Why does political conflict seem to consistently interfere with attempts to provide aid, end ethnic discord, or restore democracy? To answer this question, Agency and Ethics examines how the norms that originally motivate an intervention often create conflict between the intervening powers, outside powers, and the political agents who are the victims of the intervention. Three case studies are drawn upon to illustrate this phenomena: the British and American intervention in Bolshevik Russia in 1918; the British and French intervention in Egypt in 1956; and the American and United Nations intervention in Somalia in 1993. Although rarely categorized together, these three interventions shared at least one strong commonality: all failed to achieve their professed goals, with the troops being ignominiously recalled in each example. Lang concludes by addressing the dilemma of how to resolve complex humanitarian emergencies in the twenty-first century without the necessity of resorting to military intervention.

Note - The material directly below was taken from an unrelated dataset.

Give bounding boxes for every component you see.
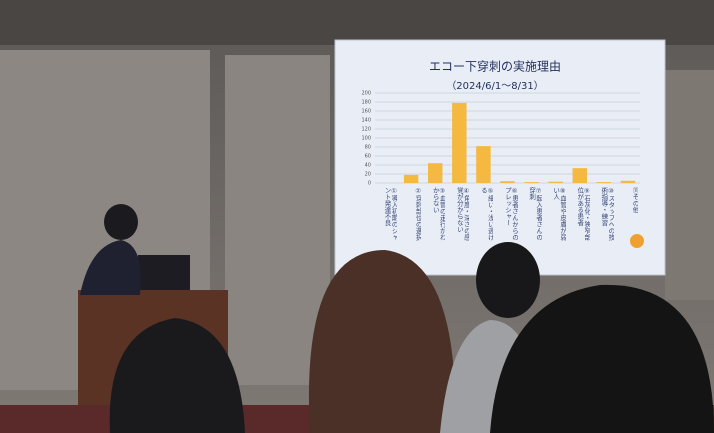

“…Lang’s approach is … more theoretically innovative than mainstream constructivism, attempting an unusual synthesis of political theorist Hannah Arendt and classical realist Hans Morgenthau.” — International Affairs
Agency and Ethics provides a fresh look at the practice of intervention by linking it to the inevitable confrontation between ethics and politics. Lang points out that normative claims and state interests are theoretically and empirically irreconcilable. His turn to Hannah Arendt's agonal and narrative politics to challenge traditional views on ethics and interventionism is as unique as it is unexpected. The result of this analysis is a lucid and lively volume that will be of great interest to scholars of international relations. François Debrix, Florida International University
Anthony F. Lang Jr. is Program Officer at The Carnegie Council on Ethics and International Affairs.